In June 1969 – I was at university and most of you were still unborn – I bought a bag of cyclamen corms in Woolworths. They were labelled C. neapolitanum, which was the name then given to the hardy autumn-flowering species that we now call C. hederifolium.
I planted them in shallow trays, so that I could enjoy their flowers in our conservatory before planting them out later in the autumn. When they flowered, I noticed that their petals had little notches at their tips, a characteristic I hadn’t seen before.
My parents lived in Wiltshire and I knew Oliver Menhinick, the great plantsman who was then Director of Horticulture at Lackham, our county horticultural college. I asked Oliver if he’d ever seen cyclamen with a frilly edging before and he replied that, actually, my plants were a very rare species called C. mirabile, which came from a small area within that corner of south-west Anatolia that the Ancient Greeks called Phrygia.
Plant collection in Turkey was completely unregulated in those days and millions of bulbs and corms were dug up and exported every year, mainly to Dutch wholesalers who packaged them for retail. Which is how I came to buy them in Woolworths.

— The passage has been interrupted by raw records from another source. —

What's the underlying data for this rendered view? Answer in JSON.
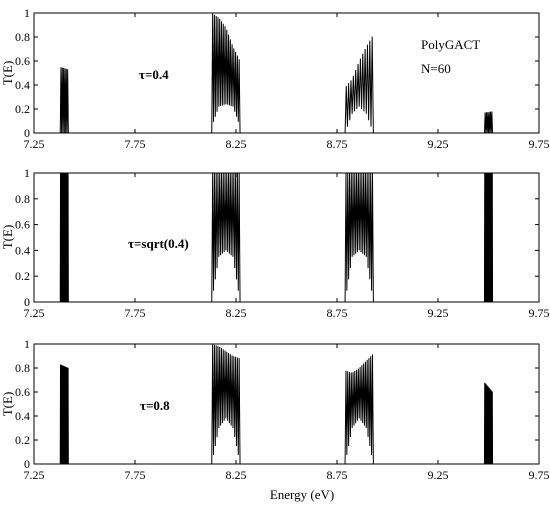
{
  "figure": {
    "xlabel": "Energy (eV)",
    "annotations": [
      "PolyGACT",
      "N=60"
    ]
  },
  "chart_data": [
    {
      "type": "line",
      "ylabel": "T(E)",
      "annotation": "τ=0.4",
      "xlim": [
        7.25,
        9.75
      ],
      "ylim": [
        0,
        1
      ],
      "xticks": [
        "7.25",
        "7.75",
        "8.25",
        "8.75",
        "9.25",
        "9.75"
      ],
      "yticks": [
        "0",
        "0.2",
        "0.4",
        "0.6",
        "0.8",
        "1"
      ],
      "bands": [
        {
          "xmin": 7.38,
          "xmax": 7.42,
          "peaks": 6,
          "envelope_top": [
            0.55,
            0.53
          ],
          "envelope_bottom": [
            0.0,
            0.0
          ]
        },
        {
          "xmin": 8.13,
          "xmax": 8.27,
          "peaks": 16,
          "envelope_top": [
            1.0,
            0.96,
            0.88,
            0.72,
            0.6
          ],
          "envelope_bottom": [
            0.05,
            0.22,
            0.24,
            0.22,
            0.05
          ]
        },
        {
          "xmin": 8.79,
          "xmax": 8.93,
          "peaks": 12,
          "envelope_top": [
            0.38,
            0.45,
            0.6,
            0.72,
            0.82
          ],
          "envelope_bottom": [
            0.0,
            0.16,
            0.22,
            0.16,
            0.0
          ]
        },
        {
          "xmin": 9.48,
          "xmax": 9.52,
          "peaks": 6,
          "envelope_top": [
            0.17,
            0.18
          ],
          "envelope_bottom": [
            0.0,
            0.0
          ]
        }
      ]
    },
    {
      "type": "line",
      "ylabel": "T(E)",
      "annotation": "τ=sqrt(0.4)",
      "xlim": [
        7.25,
        9.75
      ],
      "ylim": [
        0,
        1
      ],
      "xticks": [
        "7.25",
        "7.75",
        "8.25",
        "8.75",
        "9.25",
        "9.75"
      ],
      "yticks": [
        "0",
        "0.2",
        "0.4",
        "0.6",
        "0.8",
        "1"
      ],
      "bands": [
        {
          "xmin": 7.38,
          "xmax": 7.42,
          "peaks": 16,
          "envelope_top": [
            1.0,
            1.0
          ],
          "envelope_bottom": [
            0.0,
            0.0
          ]
        },
        {
          "xmin": 8.13,
          "xmax": 8.27,
          "peaks": 16,
          "envelope_top": [
            1.0,
            1.0,
            1.0,
            1.0,
            1.0
          ],
          "envelope_bottom": [
            0.0,
            0.35,
            0.4,
            0.35,
            0.0
          ]
        },
        {
          "xmin": 8.79,
          "xmax": 8.93,
          "peaks": 16,
          "envelope_top": [
            1.0,
            1.0,
            1.0,
            1.0,
            1.0
          ],
          "envelope_bottom": [
            0.0,
            0.35,
            0.4,
            0.35,
            0.0
          ]
        },
        {
          "xmin": 9.48,
          "xmax": 9.52,
          "peaks": 16,
          "envelope_top": [
            1.0,
            1.0
          ],
          "envelope_bottom": [
            0.0,
            0.0
          ]
        }
      ]
    },
    {
      "type": "line",
      "ylabel": "T(E)",
      "annotation": "τ=0.8",
      "xlim": [
        7.25,
        9.75
      ],
      "ylim": [
        0,
        1
      ],
      "xticks": [
        "7.25",
        "7.75",
        "8.25",
        "8.75",
        "9.25",
        "9.75"
      ],
      "yticks": [
        "0",
        "0.2",
        "0.4",
        "0.6",
        "0.8",
        "1"
      ],
      "bands": [
        {
          "xmin": 7.38,
          "xmax": 7.42,
          "peaks": 16,
          "envelope_top": [
            0.83,
            0.8
          ],
          "envelope_bottom": [
            0.0,
            0.0
          ]
        },
        {
          "xmin": 8.13,
          "xmax": 8.27,
          "peaks": 16,
          "envelope_top": [
            1.0,
            0.98,
            0.94,
            0.9,
            0.88
          ],
          "envelope_bottom": [
            0.0,
            0.3,
            0.38,
            0.3,
            0.0
          ]
        },
        {
          "xmin": 8.79,
          "xmax": 8.93,
          "peaks": 16,
          "envelope_top": [
            0.78,
            0.76,
            0.8,
            0.86,
            0.92
          ],
          "envelope_bottom": [
            0.0,
            0.3,
            0.38,
            0.3,
            0.0
          ]
        },
        {
          "xmin": 9.48,
          "xmax": 9.52,
          "peaks": 16,
          "envelope_top": [
            0.68,
            0.6
          ],
          "envelope_bottom": [
            0.0,
            0.0
          ]
        }
      ]
    }
  ]
}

In the event, ‘my’ cyclamen were a turning point in the conservation movement. Botanists reported that C. mirabile was known only from two sites and that one of them had been completely wiped out by collectors. The fate of the species spurred the birth of CITES ( the Convention on International Trade in Endangered Species of Wild Fauna and Flora) in 1975 and the eventual listing of Cyclamen species as plants that couldn’t be traded – not just C. mirabile, but all species of Cyclamen, even the common Mediterranean ones such as C. hederifolium and C. repandum that one sees in every roadside verge in Italy.
The popularity of cyclamens has not abated, nor has the gardeners’ demand for them and Turkey now exports even more rare bulbs and corms of every sort than ever before. However, they’re grown in such a way that they’re farmed ex situ, not collected in the wild from naturally occurring populations. It’s often quoted as a success story that proves the value of CITES.

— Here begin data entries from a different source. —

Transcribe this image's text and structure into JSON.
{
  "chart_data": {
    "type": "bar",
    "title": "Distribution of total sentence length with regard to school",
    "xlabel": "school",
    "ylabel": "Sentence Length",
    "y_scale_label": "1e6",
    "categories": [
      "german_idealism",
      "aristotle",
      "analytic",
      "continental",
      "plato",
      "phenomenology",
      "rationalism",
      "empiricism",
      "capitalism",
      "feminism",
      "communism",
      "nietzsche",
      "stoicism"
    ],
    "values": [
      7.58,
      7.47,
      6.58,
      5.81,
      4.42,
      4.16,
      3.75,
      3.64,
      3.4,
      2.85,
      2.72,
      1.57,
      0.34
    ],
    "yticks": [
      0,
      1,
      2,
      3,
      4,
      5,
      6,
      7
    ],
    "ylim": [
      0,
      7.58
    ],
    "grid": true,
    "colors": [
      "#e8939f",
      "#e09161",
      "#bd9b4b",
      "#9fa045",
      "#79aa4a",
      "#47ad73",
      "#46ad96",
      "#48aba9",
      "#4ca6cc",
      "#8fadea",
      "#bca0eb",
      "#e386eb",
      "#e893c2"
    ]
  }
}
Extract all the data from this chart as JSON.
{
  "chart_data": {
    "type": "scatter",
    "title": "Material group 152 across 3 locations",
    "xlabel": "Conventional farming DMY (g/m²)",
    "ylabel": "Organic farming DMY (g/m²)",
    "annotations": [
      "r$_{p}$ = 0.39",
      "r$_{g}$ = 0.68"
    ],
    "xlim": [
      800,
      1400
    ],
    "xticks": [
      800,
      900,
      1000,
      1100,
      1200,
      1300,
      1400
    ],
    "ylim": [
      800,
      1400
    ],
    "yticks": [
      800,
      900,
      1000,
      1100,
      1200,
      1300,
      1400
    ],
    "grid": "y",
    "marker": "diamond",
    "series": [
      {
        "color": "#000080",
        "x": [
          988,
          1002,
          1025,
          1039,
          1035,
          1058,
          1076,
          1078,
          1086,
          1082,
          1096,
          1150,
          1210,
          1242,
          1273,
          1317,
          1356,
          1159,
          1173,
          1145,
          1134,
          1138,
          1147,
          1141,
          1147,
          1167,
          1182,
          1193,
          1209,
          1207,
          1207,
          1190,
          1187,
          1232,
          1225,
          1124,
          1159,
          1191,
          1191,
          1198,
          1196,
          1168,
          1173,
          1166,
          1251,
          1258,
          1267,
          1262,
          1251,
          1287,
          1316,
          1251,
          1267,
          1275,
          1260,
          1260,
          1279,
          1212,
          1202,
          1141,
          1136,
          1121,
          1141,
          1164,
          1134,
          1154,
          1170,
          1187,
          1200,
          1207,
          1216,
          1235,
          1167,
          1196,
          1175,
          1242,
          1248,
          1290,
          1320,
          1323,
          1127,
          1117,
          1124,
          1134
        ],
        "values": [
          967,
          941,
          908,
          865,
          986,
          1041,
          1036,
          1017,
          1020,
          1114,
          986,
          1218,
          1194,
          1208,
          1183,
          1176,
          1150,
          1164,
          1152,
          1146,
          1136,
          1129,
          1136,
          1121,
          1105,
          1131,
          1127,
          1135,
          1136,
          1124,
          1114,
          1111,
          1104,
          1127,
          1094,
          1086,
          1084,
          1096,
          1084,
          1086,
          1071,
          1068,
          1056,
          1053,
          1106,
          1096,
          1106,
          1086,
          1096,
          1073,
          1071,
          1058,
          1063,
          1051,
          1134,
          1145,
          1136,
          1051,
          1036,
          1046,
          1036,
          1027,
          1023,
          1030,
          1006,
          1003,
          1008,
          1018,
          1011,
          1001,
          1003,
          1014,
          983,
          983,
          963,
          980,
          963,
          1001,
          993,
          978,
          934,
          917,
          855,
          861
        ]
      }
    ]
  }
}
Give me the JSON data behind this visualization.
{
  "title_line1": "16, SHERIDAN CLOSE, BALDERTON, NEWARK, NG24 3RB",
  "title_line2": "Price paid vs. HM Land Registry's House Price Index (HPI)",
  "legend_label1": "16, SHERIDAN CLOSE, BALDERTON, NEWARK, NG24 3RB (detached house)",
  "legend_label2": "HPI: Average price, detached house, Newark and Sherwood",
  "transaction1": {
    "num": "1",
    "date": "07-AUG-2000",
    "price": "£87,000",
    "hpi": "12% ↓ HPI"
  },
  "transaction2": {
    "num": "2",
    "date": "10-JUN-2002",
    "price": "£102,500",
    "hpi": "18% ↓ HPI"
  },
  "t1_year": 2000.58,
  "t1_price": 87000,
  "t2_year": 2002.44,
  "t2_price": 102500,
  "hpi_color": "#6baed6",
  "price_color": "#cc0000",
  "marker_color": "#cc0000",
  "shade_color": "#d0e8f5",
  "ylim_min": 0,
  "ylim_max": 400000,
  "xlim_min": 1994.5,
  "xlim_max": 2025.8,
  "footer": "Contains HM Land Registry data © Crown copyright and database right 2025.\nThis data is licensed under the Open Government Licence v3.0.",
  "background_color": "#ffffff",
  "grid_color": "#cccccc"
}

“I shan’t grow C. mirabile again. I can’t be doing with plants that aren’t reliably hardy”
I’m very fond of hardy cyclamens and have always tried to grow lots of them. I was unlucky with my corms of C. mirabile, because they turned out to be much less hardy than C. hederifolium. They disappeared in the very cold winter of 1978/79, as did C. cilicicum and C. creticum, both acquired in pre-CITES days. In fact, the only species that can safely be regarded as hardy all through the British Isles are autumn-flowering C. hederifolium and winter-flowering C. coum.

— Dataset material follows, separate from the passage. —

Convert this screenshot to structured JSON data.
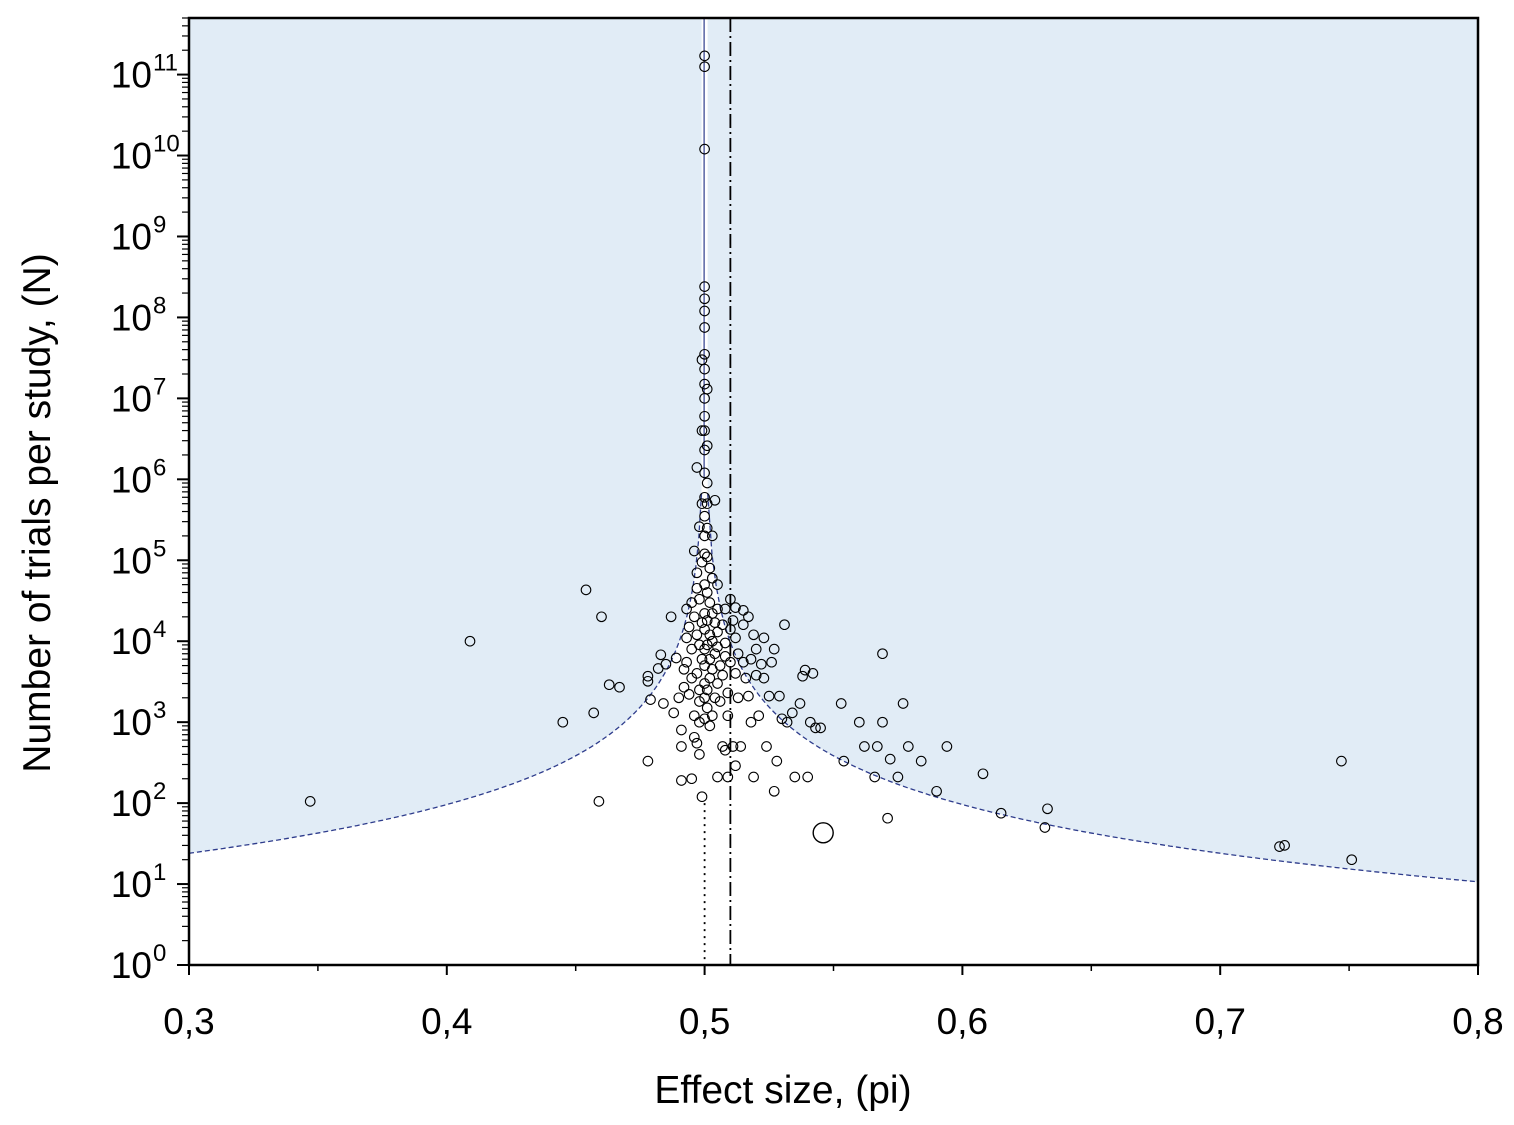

I know about C. coum, as I once saw it growing at an elevation of 9,000ft on the Sukhumi Military Highway in the Caucasus mountains, but there it flowered when the snows melted in June. It’s a cheerful cliché of winter gardening to grow it among snowdrops, but, in the Caucasus, it made its appearance underneath purple rhododendrons and yellow azaleas, whereas the local snowdrop – Galanthus woronowii – was a feature of open pastures.
As for C. hederifolium, it has taken to cultivation in Britain so well that it’s now found as a garden escape in country areas, especially on chalk downlands, its seeds transported by ants attracted by the sticky covering. When they’ve licked it all off, the ants abandon the seed, which germinates quickly thereafter.
You have to make a note to gather your cyclamen seeds before the capsules open out and the ants come foraging. I try to do this in mid June, but was a bit late this year and left it until the end of the month. Greatly to my surprise, I found several plants of C. hederifolium in full flower. Then I remembered that we’d had a dry spring and a hot start to summer, followed by torrential thunderstorms. The cyclamen had clearly interpreted the hot dry weather as a Mediterranean summer and the rains as harbingers of autumn.
I shan’t grow C. mirabile again. I can’t be doing with plants that aren’t reliably hardy and, after all, it was C. hederifolium that I’d wanted all those years ago.